Les scènes de combats sont très présentes, mais pas toujours spectaculaires. Les coloristes en sont en partiellement responsables car on voit beaucoup de scènes de foules qui sont maladroitement recouvertes d'une teinte uniformément brunâtres. Les détails graphiques s'estompent ainsi et seul le récitatif de Xavier Snoeck permet au lecteur de se repérer dans le récit. On constate cependant sans peine que l'on meurt beaucoup dans cette histoire, et vous ne serez pas surpris d'apprendre que Sirius a souvent connu des problèmes de censure pendant ces années-là.
De combat en combat, Timour est finalement capturé et c'est ainsi qu'il se retrouve devant Attila. Le guerrier franc interpelle avec audace le Rois des Huns et ce dernier se montre presque magnanime.

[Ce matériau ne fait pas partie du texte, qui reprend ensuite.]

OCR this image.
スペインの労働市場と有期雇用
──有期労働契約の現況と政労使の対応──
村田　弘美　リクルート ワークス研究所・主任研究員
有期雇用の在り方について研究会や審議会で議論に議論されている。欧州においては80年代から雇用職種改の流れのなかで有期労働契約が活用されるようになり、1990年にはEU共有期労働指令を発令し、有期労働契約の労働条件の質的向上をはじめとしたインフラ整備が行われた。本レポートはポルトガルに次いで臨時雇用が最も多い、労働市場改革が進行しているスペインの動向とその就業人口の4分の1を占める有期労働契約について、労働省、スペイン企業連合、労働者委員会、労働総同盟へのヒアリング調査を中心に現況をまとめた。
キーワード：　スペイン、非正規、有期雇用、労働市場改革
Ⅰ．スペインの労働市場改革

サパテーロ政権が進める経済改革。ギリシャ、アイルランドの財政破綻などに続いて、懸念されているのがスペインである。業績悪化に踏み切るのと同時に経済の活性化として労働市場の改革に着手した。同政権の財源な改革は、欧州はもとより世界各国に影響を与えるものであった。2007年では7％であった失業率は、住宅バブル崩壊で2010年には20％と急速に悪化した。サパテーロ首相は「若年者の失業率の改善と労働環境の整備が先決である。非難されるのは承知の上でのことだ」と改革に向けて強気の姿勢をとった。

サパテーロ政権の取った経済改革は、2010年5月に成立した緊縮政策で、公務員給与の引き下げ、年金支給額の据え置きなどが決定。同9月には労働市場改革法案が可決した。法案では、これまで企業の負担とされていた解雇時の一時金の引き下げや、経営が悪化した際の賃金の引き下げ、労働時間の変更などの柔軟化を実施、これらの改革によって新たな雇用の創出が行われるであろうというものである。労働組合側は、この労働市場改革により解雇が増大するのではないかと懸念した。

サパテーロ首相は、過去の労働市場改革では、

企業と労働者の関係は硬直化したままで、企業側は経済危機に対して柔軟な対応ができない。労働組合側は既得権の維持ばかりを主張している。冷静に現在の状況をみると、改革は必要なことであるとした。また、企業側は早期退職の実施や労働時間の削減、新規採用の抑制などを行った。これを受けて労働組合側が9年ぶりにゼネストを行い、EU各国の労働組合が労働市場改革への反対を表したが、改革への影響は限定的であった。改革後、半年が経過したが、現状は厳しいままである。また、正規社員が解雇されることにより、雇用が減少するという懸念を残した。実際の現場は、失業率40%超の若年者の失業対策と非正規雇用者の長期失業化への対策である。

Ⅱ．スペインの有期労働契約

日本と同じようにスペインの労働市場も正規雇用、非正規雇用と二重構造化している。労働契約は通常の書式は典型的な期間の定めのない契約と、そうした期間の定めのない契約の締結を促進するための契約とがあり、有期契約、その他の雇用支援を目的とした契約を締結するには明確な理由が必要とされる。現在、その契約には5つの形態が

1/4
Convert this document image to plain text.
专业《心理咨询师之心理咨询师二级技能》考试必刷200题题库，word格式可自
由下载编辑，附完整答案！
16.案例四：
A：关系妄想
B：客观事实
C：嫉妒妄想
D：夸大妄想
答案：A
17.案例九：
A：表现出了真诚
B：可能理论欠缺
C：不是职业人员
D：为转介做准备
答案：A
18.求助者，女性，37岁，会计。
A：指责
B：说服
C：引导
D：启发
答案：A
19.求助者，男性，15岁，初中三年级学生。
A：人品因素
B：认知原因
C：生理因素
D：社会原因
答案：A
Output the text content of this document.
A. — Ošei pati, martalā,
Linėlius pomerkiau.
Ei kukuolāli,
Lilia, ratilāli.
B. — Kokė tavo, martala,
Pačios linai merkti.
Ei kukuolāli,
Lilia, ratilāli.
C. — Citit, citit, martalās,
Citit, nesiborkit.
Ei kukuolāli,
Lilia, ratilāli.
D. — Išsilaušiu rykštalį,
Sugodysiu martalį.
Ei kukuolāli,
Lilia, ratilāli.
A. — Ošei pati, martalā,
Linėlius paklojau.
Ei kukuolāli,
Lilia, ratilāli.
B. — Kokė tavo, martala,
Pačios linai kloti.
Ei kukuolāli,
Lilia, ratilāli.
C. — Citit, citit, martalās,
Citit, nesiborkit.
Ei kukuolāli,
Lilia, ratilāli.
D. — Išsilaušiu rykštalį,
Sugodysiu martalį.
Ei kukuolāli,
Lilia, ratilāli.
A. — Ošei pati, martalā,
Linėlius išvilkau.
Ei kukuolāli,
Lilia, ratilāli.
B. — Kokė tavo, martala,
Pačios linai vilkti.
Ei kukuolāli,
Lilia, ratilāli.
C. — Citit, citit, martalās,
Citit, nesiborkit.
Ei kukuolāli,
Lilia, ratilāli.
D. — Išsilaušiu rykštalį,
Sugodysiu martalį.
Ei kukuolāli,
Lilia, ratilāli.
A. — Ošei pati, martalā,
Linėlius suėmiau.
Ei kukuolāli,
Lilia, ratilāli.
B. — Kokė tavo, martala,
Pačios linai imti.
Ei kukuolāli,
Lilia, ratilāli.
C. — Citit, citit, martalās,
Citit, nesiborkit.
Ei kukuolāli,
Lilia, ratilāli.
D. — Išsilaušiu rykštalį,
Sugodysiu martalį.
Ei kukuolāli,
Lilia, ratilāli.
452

Il épargne le frère de Timour mais s'offrira le plaisir de torturer le héros du récit. La cruauté s'associe à l'élégance et le récit va désormais raconter le duel des deux personnages principaux. Un grand souffle épique commence à naître.
La cruauté du supplice de Timour n'était pas vraiment racontable en ce temps-là. Sirius utilise donc avec habileté les gros plans, afin que seuls les visages des protagonistes témoignent de la tension qui règne autour du poteau de torture. Le récitatif prend ainsi la place principale, comme bien souvent dans les BD de cette époque.
Timour échappe à son supplice, bien sûr, et la cavalcade reprend. Le héros fait temporairement alliance avec un autre guerrier et un humour malicieux apparait à l'occasion, grâce à de nouvelles ellipses. En fait, ce genre de cassure est un truc que Sirius aime bien utiliser et par la suite, l'humour prendra une place de plus en plus grande dans son œuvre.
Mais oublions les détails ! Le grand moment de l'album, c'est le récit épique de la bataille des Champs Catalauniques qui conclut toute l'histoire. Sirius prend pour une fois un peu de hauteur et compose d'intéressants plans généraux (assez mal coloriés d'ailleurs) qui montrent les adversaires en présence. Le général Aetius n'est que rapidement mentionné et c'est bien du côté de la cavalerie franque que le narrateur se place. Et au moment crucial du combat, ce sera le grand chef Mérovée qui sonnera la charge.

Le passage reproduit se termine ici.